Mmmm pad thai. We hit up the Thai place down the street at least a couple times a week for pad thai, so we decided to finally learn how to make it.
The hardest part about the recipe may be finding all the ingredients – palm sugar and tamarind paste aren’t exactly American staples. But Amazon seems to have everything you need -
- Rice noodles (I prefer the really wide variety)
- 2 eggs
- Green onions
- Mung bean sprouts
- A carrot
- Tamarind paste
- Palm sugar (probably ok to use brown sugar)
- Fish sauce
Once you have the ingredients, it’s a pretty basic stir-fry recipe. Get all of your veggies prepped, rub that carrot on a cheese grater, and break up the palm sugar if that’s what you’re using.
I usually cook the eggs separately and then add them to the stir-fry later.
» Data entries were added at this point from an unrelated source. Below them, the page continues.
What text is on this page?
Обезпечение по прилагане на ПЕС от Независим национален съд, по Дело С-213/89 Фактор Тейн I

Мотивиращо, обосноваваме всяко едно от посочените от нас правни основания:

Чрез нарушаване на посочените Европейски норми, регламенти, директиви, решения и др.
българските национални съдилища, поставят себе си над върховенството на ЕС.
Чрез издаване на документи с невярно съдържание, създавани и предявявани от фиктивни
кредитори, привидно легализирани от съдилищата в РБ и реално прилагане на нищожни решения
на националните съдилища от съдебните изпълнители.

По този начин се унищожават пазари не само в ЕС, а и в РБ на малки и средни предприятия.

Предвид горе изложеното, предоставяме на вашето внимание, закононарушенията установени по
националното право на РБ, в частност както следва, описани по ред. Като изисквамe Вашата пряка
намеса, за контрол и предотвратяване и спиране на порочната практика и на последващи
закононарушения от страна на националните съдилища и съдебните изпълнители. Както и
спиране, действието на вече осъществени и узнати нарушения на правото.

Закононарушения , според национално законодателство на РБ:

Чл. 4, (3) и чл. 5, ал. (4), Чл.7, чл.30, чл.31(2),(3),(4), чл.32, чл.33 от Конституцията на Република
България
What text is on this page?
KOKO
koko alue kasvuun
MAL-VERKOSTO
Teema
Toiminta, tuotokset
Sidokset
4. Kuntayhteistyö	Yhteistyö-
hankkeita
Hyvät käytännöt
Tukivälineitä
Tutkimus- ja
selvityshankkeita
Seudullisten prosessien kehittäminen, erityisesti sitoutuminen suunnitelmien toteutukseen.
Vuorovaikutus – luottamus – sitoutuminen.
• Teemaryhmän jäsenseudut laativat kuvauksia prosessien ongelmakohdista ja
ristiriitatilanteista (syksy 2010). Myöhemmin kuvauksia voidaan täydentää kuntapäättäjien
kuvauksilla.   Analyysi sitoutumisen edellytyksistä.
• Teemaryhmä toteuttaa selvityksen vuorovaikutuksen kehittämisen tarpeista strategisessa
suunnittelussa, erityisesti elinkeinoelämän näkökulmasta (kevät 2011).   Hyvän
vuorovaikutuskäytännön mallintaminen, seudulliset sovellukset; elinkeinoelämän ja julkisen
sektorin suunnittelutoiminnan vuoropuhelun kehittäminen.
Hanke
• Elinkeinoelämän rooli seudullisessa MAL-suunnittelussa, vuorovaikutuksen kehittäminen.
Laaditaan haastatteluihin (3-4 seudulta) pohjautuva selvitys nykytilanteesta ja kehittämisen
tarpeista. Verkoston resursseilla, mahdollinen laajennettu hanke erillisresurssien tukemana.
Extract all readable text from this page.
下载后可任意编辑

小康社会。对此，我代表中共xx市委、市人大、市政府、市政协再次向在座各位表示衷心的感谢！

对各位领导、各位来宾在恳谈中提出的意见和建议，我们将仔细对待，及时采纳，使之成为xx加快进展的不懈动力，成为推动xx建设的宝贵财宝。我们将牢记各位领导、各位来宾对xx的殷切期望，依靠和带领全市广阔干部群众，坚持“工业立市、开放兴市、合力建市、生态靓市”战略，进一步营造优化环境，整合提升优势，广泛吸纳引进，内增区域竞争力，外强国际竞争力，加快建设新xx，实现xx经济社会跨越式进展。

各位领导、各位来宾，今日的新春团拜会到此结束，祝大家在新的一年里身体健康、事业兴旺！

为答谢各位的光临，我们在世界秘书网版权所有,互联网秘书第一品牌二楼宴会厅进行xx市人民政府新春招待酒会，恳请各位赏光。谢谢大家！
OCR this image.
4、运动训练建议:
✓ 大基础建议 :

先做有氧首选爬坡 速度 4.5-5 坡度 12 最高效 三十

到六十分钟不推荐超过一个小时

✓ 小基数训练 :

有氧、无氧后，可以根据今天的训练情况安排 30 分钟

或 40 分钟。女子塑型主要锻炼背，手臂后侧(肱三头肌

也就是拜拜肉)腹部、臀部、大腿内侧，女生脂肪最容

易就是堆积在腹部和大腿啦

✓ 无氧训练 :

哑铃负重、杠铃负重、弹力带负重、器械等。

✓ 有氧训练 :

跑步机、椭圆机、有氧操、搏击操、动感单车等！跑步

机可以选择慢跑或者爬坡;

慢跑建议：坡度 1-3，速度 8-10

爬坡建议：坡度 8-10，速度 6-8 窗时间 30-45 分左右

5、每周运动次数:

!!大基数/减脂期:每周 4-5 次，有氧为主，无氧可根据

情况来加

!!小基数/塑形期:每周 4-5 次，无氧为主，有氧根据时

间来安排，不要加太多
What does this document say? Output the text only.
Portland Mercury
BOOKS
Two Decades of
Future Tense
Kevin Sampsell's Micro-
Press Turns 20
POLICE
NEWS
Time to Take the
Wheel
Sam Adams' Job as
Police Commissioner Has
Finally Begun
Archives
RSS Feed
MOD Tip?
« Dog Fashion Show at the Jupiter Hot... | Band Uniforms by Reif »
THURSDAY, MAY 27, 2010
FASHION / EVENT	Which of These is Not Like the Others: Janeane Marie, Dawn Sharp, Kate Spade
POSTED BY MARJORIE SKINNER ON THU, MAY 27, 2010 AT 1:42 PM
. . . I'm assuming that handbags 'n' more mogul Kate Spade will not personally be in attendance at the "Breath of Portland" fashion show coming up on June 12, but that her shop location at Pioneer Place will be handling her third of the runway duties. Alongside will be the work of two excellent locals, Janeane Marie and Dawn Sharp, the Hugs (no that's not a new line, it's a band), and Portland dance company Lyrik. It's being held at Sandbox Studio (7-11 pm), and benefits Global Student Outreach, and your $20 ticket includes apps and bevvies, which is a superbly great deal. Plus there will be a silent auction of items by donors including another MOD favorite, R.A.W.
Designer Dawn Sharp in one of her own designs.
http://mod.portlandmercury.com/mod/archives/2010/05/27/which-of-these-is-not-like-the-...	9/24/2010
For the pad thai sauce – combine 1/2 cup fish sauce with 1/4 tamarind paste and 1/4 palm sugar or brown sugar. You’ll want to mess with the proportions a bit according to your taste, but that’s a good starting point. Heat all of the sauce ingredients on low heat until the sugar’s dissolved and you have a slightly syrupy sauce.
Cook the rice noodles separately in boiling water for about five minutes. Then start stir-frying the veggies that take a little longer (for me, it was just the broccoli). Then add the noodles…
And the other quick cooking veggies like green onions, carrots and sprouts. Some places don’t even cook the sprouts and serve them on top of the pad thai plain, but I like them slightly cooked.
Crank the heat, and stir everything up. Add the sauce, toss it around and you’re done. Add a tablespoon or two of chili garlic sauce if you want a spicy pad thai.